I sure would prefer that. Wouldn't you prefer that? Writing is cumbersome, laborious, and, often, for me, lugubrious. I lumber along in my doofis way trying to get my doofis ideas down so I can share them with invisible and mostly imaginary audience members out in the enormous amount of empty ether world of cyberspace. And this only makes sense: computers are created by programmers, or at least their operating systems and the applications we access via the internet are, so why wouldn't a mode of expression based on the model of computer programming be a better way of communicating ON a computer? The symbolic virtua-language of embedded applications, the virtual bookshelf, all that shit--it all works from the programmer metaphor, in the sense that you put in a bunch of code (the application itself is a symbolic visual rendering of a whole bunch of code, a whole bunch of specialized language, that's been set to GO using electricity through 1/0 binary holes) and then BOOM! The code that is your personal preference, your identity through music, books, movies, etc. pops out after you hit your version of GO, the Submit button, in a visually appealing, streamlined, embedded form, with all the assocations and nuance and complexities worked right into it. (one indirect piece of evidence I would inject humbly for your consideration in this aside is something else that I noticed while editing my Virtual Bookshelf and having my revelation that frustrated the living hell out of me--namely, that monitors don't work in the natural light of the sun. It's too bright. A computer is an indoor device. It is best viewed under flourescent light. If that isn't proof that the logic, mindset, and environment of the programmer makes itself manifest in the machine programmed, I don't know what does.) This new programmer symbolic virtua-language is not linear in quite the same way as words and sentences are, and so demands a different kind of thinking to access and create and work within it. It works from the bubble bursts and webbings of, well, the web, and hyperlinks, and creating what constitutes more or less a virtual associative apparatus of who you are.
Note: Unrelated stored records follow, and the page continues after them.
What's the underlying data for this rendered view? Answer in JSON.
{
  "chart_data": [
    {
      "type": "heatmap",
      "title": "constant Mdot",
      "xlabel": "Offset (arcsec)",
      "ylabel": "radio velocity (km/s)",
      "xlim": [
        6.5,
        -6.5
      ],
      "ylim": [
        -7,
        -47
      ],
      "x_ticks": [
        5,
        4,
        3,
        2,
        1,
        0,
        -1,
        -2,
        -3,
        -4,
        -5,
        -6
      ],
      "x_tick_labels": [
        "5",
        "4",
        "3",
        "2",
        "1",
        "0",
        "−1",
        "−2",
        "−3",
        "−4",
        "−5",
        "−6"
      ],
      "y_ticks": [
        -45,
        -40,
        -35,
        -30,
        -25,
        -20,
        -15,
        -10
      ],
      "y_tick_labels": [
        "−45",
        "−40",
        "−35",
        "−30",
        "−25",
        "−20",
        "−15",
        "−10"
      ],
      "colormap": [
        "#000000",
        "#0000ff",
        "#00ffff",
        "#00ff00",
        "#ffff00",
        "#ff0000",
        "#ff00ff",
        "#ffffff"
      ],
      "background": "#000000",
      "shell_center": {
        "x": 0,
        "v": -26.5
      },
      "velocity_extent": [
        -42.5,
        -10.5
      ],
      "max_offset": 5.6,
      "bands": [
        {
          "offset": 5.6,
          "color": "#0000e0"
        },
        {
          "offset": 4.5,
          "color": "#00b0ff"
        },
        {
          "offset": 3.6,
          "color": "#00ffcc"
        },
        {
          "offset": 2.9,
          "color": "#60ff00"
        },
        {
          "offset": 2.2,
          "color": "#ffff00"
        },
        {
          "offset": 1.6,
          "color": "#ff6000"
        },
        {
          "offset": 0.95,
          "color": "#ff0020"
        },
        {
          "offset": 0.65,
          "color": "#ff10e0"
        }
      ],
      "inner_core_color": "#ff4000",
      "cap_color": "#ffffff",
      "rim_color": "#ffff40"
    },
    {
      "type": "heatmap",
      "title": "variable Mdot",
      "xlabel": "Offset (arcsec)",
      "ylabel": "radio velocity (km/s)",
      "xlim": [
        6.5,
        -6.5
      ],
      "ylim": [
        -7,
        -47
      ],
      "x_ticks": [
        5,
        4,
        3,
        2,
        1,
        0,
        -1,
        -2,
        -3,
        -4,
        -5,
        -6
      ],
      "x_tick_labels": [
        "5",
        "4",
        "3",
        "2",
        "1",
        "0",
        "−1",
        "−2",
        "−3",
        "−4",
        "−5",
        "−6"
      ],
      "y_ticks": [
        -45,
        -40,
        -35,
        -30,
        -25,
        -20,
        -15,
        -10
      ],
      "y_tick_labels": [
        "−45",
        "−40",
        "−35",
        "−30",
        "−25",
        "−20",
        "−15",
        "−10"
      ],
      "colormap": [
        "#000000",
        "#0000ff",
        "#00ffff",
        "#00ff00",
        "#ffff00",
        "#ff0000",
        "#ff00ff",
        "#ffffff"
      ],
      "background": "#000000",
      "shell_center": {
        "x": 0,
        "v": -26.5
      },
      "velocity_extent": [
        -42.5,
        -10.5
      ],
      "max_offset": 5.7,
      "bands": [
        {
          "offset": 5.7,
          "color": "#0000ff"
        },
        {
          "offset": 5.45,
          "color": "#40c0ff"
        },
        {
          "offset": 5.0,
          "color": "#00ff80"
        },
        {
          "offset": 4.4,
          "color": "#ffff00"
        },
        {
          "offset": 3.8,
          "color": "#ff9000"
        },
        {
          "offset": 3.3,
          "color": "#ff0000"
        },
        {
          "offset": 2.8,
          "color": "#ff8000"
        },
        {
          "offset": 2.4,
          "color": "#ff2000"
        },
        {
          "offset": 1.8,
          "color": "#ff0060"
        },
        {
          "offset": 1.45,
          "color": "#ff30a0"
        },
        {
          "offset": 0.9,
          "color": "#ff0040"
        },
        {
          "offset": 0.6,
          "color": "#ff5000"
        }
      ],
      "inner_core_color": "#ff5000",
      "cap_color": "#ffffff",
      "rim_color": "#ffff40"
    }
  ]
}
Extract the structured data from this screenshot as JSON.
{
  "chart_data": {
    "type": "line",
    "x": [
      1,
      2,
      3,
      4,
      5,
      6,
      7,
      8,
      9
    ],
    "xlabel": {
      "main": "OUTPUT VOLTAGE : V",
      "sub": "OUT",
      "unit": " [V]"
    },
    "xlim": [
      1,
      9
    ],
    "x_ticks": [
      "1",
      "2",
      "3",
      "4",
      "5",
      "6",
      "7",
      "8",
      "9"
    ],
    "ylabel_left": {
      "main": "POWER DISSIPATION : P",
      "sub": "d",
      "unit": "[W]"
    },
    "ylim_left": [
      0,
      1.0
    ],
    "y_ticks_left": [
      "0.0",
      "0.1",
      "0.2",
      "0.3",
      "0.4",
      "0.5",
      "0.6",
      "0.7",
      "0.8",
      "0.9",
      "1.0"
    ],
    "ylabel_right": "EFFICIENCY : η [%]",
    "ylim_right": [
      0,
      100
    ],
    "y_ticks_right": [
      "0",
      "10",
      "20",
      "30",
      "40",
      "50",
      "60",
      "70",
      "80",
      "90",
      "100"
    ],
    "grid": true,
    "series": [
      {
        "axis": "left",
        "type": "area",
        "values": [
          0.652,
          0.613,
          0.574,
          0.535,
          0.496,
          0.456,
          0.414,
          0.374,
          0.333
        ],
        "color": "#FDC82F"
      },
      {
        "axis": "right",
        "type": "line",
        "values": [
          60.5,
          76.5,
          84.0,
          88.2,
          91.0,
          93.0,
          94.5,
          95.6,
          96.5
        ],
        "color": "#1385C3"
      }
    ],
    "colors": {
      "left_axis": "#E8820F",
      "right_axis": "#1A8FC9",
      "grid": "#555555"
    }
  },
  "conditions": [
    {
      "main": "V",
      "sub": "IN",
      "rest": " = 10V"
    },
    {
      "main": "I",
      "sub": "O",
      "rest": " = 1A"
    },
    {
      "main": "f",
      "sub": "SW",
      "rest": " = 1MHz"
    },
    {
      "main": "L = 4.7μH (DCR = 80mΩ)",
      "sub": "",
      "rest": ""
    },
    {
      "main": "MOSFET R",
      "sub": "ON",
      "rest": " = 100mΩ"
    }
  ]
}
But there are limits, of course. The medium is limited in scope (for now at least) to the online and hardware/software world. We haven't QUITE learned how to translate the mentality or mindset or metaphor or whatever you wanna call it, the approach, of computer programming and web navigation to other, non-computing oriented parts of our lives. Or at least I haven't seen it yet, though I suspect globalization doesn't happen in quite the same way without the internet hitting America so hard when it did all those years ago. For now, though, the word is a universal remonster, a massive swiss army knife, a skeleton key for getting, approximately, what I'm thinking, feeling, seeing, smelling, hearing, touching, and tasting to you in a mutually understood way. Words are quick and dirty, and every now and then, in that magical super-real unreal superbrilliant sparkledust moment of magic wand waving, the words go past their meaning and I tickle your heart, and you're right there with me when I give a strung out waif in a pink bubbledown vest my dinner leftovers, you can the hunger and hear and animalism in her eyes when I hand it to her, followed exactly and immediately by gratitude, and you can be there with me beyond space and time when I find out how she scarfed it all down while whispering praise jesus, your heart thumping in anticipation of the news, your face flush with the receiving of it, and you will exhale, too, in relief when it's all over.

But only if I do it just right, and only until we find some way to scrap these words in favor of a better instrument. Let it come, I say: let print be print and virtual be virtual and let us make each other real through both.